Looking for the v10 manual? Visit our new user's guide!
Search Descriptions Version
This article applies to: ML v7, ML8, MultiStore

Admin users are unable to log into the site

When trying to log into the admin site, the user is continually returned to the admin login screen without any error message.  The account is not locked and the database is not showing bad logins for that user.

This can be caused by 2 things:  Time synch problems between the web server and DB server, or having Role Management enabled in IIS.

Time Synchronization
If the website and SQL database are installed on separate servers, the clocks MUST be reasonably in synch and the servers must be set to the same time zone.  AspDotNetStorefront uses the SQL GetDate() function to set the last activity time for admin users.  If your web server is out of synch with the DB server, there is a possibility that the last activity will fall outside of the admin session timeout limits, at which point the admin will be logged out immediately (see NOTE at the bottom of this page for detailed explanation).

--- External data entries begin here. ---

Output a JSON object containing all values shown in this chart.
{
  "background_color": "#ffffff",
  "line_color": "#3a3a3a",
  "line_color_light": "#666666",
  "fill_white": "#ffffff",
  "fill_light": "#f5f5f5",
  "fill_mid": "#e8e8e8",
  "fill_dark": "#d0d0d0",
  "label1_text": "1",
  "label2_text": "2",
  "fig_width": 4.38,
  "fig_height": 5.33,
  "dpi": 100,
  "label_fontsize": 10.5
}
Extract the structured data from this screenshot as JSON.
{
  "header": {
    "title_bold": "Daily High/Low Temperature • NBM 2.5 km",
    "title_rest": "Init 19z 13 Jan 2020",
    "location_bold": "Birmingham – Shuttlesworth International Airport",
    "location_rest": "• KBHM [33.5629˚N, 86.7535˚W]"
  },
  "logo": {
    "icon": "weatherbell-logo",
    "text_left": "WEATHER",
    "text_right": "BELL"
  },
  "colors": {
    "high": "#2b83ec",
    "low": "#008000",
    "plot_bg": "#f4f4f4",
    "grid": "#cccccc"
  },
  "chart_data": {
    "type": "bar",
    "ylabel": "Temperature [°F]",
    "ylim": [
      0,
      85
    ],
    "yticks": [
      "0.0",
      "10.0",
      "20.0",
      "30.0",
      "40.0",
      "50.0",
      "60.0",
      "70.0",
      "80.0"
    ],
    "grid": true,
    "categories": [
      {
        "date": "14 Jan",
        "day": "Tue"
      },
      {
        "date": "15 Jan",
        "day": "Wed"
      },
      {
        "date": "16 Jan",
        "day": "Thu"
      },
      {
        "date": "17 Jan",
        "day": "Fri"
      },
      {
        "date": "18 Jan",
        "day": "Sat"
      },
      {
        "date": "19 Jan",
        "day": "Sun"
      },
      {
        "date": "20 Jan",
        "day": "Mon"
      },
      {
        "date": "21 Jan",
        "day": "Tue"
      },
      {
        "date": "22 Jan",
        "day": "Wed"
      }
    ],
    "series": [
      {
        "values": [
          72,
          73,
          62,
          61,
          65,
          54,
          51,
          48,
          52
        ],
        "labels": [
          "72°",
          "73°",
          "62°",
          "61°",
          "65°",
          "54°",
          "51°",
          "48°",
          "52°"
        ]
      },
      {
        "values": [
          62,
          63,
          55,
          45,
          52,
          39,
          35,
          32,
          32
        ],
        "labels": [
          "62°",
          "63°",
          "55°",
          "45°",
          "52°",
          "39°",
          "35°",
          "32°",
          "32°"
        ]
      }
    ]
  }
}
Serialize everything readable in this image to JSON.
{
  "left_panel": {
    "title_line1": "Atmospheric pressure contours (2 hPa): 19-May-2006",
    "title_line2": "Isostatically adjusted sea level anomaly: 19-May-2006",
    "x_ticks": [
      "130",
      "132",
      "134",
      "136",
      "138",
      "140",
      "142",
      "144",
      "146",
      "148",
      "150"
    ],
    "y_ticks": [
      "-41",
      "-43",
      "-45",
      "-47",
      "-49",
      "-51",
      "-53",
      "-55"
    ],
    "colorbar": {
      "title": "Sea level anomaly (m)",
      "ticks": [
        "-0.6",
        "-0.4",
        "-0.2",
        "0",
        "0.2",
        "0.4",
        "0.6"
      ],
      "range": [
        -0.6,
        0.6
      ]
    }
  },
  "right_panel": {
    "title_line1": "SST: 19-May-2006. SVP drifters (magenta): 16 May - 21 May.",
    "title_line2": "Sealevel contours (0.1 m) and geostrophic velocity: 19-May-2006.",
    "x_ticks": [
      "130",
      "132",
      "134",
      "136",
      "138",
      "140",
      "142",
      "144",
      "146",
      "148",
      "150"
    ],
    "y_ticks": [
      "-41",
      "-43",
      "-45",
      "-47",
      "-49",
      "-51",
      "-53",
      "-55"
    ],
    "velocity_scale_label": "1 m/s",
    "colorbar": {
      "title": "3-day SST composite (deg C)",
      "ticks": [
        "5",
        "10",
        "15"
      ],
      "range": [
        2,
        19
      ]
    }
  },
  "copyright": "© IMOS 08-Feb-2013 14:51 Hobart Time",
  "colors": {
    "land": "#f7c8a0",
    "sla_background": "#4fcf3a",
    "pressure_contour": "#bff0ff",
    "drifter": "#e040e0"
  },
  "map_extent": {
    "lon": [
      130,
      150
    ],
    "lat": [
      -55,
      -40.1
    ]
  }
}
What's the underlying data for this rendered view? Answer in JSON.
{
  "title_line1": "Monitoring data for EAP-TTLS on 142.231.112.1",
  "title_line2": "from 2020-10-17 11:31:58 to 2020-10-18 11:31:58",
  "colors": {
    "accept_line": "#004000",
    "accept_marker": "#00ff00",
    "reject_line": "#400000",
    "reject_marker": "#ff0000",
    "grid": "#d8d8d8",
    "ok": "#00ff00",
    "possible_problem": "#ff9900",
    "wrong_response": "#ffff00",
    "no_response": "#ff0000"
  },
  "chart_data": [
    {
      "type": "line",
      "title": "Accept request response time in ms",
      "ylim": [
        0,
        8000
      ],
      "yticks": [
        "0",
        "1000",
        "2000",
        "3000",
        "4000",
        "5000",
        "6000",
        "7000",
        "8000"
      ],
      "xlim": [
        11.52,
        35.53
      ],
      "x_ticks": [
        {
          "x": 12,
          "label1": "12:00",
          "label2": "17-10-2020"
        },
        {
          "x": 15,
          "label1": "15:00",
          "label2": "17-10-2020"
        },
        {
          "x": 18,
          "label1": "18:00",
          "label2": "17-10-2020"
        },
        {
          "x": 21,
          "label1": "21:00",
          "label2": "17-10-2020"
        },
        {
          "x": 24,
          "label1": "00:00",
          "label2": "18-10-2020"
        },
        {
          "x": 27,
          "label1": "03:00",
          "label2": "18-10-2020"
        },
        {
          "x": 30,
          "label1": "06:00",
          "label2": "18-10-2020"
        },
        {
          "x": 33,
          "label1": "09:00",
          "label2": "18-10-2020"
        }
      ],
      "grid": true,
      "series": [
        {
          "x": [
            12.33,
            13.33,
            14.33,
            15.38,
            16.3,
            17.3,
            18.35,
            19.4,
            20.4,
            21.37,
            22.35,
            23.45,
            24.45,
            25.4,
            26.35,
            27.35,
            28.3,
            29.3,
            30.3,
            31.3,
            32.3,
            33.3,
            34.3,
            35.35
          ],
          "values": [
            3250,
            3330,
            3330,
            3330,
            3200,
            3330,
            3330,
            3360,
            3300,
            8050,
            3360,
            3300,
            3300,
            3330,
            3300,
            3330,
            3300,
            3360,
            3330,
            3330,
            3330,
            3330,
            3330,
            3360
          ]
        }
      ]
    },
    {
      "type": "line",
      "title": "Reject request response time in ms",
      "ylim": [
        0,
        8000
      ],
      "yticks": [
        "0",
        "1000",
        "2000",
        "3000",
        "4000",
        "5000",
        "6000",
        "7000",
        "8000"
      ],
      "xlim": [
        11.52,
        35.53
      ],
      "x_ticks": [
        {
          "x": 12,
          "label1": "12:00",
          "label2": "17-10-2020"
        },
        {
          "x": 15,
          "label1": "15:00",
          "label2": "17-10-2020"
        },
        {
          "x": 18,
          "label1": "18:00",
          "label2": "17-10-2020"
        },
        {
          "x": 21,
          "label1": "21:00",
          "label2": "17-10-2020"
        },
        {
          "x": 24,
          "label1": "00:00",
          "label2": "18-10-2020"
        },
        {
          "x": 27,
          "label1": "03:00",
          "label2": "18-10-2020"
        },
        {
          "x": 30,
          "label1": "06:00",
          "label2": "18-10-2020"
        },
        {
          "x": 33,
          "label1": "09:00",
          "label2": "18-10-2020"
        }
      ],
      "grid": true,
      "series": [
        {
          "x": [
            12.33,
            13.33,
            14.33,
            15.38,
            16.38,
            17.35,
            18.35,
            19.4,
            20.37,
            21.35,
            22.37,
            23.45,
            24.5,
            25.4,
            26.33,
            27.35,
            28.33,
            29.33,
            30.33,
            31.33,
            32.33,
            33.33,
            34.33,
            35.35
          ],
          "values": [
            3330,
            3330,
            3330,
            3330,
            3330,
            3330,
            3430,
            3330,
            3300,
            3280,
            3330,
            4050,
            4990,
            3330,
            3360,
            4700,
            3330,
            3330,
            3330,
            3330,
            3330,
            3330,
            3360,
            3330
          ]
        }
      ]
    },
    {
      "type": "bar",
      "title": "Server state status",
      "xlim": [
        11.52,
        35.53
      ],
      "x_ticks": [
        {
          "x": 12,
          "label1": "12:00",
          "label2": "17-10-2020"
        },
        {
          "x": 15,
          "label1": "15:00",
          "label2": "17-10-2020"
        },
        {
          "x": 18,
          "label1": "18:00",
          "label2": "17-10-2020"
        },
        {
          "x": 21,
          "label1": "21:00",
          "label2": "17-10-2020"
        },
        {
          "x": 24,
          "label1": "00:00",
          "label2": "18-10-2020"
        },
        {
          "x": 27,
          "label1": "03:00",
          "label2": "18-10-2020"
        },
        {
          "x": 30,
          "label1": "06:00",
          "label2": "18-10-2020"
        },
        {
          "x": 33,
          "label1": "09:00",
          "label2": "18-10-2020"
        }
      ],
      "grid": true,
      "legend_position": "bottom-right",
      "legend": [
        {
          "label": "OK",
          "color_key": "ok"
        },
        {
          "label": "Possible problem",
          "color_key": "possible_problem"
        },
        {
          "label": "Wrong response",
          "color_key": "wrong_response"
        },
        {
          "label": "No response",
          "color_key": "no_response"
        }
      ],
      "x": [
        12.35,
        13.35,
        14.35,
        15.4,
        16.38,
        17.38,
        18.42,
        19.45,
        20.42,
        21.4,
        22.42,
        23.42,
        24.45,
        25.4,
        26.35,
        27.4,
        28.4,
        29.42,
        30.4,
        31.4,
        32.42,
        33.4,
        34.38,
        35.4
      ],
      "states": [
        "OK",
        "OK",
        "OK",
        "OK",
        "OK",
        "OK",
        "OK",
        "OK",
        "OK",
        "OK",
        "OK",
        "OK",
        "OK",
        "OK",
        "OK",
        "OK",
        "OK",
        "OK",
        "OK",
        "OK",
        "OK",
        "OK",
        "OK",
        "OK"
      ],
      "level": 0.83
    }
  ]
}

To verify this is the issue, use the following steps:
1 - Download the TimeCheck.zip file from HERE
2 - Extract the timecheck.aspx file and upload it to the root of your site
3 - Attempt to log in to your admin site
4 - Immediately afterwards, go to www.yoursite.com/timecheck.aspx and make note of the time returned.  This is the current time on your web server
5 - Connect to your SQL DB using Microsoft's SQL Management Studio, Enterprise Manager, or your host's SQL query tool.
6 - Run the following query:

     SELECT cs.LastActivity
     FROM CustomerSession cs
     JOIN Customer c ON cs.CustomerID = c.CustomerID
     WHERE c.Email = 'You admin user account'

7 - Compare the last activity time with the time reported in step 4.  These times should match almost exactly.  If the difference between the two is greater than the amount specified in the SessionTimeoutInMinutes AppConfig parameter you are likely to experience the problem described in this article.  To resolve this issue, synchronize your server clocks, or set a higher value in that AppConfig.

Role Management
In previous versions of the software, attempting to enable role management on the ASPDNSF site (or a parent site) in IIS could cause this behavior (or the site may exhibit a "Server Error in '/' Application" Object reference error).  Ensure that role management has not been enabled by doing the following.

IIS 6:
  1. Open IIS Manager
  2. Right-click the website in the left tree and go to Properties
  3. Go to the ASP.NET tab
  4. Click Edit Configuration
  5. Go to the Authentication tab
  6. Ensure the Membership Provider Class is AspNetSqlMembershipProvider
  7. Ensure that Role Management Enabled is UNCHECKED
  8. Apply any changes and restart IIS

IIS 7+:

  1. Open IIS Manager
  2. Select / Left-click the website in the left tree
  3. Double-click the .NET Roles icon in the Features View window (in the ASP.NET section)
  4. Select / Left-click the Disable link in the Actions pane on the right side
  5. "Are you sure you want to disable roles?" YES

Explanation for necessity of time synch: On every page load in the admin, the site checks how long it’s been since the last activity (page load, button submit, etc). If that’s been longer than the number of minutes set in the SessionTimeoutInMinutes AppConfig, then the session has expired and the admin is immediately logged out.

If when logging into the site, the fileserver time and database server time are further apart than that timeout period, when the admin home page tries to load it will appear as though the session timeout has already expired and the admin is immediately logged out.